User. You say that now… do you think all of the older people behaving like this ever saw themselves behaving like a mad women?

IrisVersicolor · 15/07/2022 22:26

I agree, which is why it’s much more sensible to have PoA in place. (It takes 12 weeks just to get PoA.)

As it turns out OP has PoA for health - she should be able to get her GM’s capacity assessed.

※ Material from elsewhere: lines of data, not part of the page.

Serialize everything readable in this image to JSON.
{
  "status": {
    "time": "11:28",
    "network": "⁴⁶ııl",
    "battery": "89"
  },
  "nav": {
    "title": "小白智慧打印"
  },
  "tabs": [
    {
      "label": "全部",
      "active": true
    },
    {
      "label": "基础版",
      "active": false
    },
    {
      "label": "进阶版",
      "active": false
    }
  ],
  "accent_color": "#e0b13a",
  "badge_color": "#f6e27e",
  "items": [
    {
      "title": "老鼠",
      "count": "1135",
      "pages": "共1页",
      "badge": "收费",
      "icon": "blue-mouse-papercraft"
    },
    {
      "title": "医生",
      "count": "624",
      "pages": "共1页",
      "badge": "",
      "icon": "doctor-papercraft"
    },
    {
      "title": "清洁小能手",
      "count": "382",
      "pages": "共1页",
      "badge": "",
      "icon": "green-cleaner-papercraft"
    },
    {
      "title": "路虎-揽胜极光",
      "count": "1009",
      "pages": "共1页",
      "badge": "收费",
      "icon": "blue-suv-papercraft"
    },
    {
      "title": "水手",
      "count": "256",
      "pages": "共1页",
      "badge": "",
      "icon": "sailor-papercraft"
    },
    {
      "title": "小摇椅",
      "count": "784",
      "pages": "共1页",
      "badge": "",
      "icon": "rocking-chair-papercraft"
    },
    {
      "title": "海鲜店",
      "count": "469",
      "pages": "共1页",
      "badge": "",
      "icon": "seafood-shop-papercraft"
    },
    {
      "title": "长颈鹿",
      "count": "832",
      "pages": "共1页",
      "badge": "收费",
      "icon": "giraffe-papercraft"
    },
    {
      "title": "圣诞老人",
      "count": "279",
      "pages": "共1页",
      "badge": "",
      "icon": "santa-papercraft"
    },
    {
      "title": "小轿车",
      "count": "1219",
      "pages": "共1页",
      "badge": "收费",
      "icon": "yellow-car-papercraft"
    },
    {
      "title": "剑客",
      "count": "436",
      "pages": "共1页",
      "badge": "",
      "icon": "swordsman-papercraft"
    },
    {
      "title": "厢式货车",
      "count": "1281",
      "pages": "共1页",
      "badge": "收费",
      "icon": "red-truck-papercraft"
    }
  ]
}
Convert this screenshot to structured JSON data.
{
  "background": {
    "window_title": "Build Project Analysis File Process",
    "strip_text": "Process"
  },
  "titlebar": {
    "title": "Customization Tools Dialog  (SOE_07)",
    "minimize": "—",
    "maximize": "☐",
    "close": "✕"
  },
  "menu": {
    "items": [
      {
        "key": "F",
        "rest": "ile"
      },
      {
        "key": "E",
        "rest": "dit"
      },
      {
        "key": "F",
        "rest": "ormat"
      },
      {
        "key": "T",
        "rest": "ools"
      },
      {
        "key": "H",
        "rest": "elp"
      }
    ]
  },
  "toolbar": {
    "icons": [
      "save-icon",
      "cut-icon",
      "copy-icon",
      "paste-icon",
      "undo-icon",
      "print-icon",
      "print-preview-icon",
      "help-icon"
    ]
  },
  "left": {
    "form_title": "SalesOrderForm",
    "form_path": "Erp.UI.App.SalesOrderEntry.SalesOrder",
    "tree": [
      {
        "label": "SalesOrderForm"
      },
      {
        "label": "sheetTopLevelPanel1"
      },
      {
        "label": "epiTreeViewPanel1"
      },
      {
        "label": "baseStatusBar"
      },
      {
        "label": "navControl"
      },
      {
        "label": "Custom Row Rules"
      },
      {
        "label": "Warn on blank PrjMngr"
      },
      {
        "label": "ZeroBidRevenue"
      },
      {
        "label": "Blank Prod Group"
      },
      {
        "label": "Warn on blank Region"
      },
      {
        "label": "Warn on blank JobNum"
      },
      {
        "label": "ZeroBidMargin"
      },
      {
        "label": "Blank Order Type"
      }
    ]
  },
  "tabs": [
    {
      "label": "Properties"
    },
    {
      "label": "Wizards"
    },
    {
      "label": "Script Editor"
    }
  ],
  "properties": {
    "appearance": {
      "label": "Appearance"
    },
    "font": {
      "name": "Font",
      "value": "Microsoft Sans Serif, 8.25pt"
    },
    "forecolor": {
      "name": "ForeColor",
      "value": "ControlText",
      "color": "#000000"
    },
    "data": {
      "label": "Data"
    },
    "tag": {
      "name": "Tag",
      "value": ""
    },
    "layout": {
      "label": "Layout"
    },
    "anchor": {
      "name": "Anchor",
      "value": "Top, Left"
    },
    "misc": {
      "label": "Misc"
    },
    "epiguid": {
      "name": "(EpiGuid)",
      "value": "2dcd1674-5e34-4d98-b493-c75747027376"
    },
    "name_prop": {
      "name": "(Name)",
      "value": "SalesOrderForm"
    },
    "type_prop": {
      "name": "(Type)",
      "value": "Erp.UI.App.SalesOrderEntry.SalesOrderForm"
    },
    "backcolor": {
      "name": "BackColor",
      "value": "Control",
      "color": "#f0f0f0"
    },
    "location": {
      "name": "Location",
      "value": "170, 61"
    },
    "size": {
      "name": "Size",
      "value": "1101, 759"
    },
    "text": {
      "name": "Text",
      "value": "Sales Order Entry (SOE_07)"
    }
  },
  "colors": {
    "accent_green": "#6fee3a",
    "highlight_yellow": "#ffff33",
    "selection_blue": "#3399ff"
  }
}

If GM doesn’t have capacity OP has the power to make the decision that she would be safer in care. (Many places offer a combination of care levels - independent living, assisted living and nursing care).

The problem will be if no-one has has financial PoA they have no power to sell her house to pay for care.

godmum56 · 15/07/2022 22:27

Faciadipasta · 15/07/2022 21:57

That's all well and good @ChilleyCheesecake but frankly if we did then what? We'd likely be considered negligent if she was just left to.slowly die on the bathroom floor because nobody realised she had fallen and couldn't get up BECAUSE SHE CANT HEAR TO ANSWER THE PHONE.
Also I really couldn't live with myself it that were to happen to her.
Also having worked in a care home is very different to having to be responsible for someone around the clock all the time.
It's like the difference between working in a nursery and having an actual baby. You don't get to just go home at yhe end of your shift.
And what about my dad? Why does he not get to live the life he wants. He's 72 himself. Why does her life and happiness matter more than his?

Who would consider you negligent?
I do understand and empathise with your Dad's feelings. My own mother wouldn't leave her home to go into residential care. My sibs and I did what we could but none of us live close and all of us had other responsibilities as well as jobs. We sorted out the care that she would accept, set up the stuff that she would agree to and lived in a state of constant worry until her heart finally failed. A stranger looking at how she lived would have thought it appalling but it was her choice. its really easy for folk to judge capacity by whether it agrees with the choices that they would make in the same circumstances, or, even worse, to judge on whether those choices are for some mythical "best"

Jalisco · 15/07/2022 22:28

Faciadipasta · 15/07/2022 21:41

Wow thanks @Jalisco. Way to make me feel better about it all. What do.you suggest we do then? Preferably without the guilt tripping.

Now if you had bothered to read my post or the one that I was responding to, you would have seen that I was agreeing with you, but not thinking her selfish or nasty as the poster I quoted suggested. But your response makes me now wonder what kind of person you actually are. Try reading what I said again instead of making it all about you.

user143677433 · 15/07/2022 22:29

stratforduponavon · 15/07/2022 22:19

User. You say that now… do you think all of the older people behaving like this ever saw themselves behaving like a mad women?

I don’t really understand what your question is there.

I am saying it is important when you are younger to have conversations with your family to ensure you don’t become a burden to them. You are saying … what? That people shouldn’t have these conversations?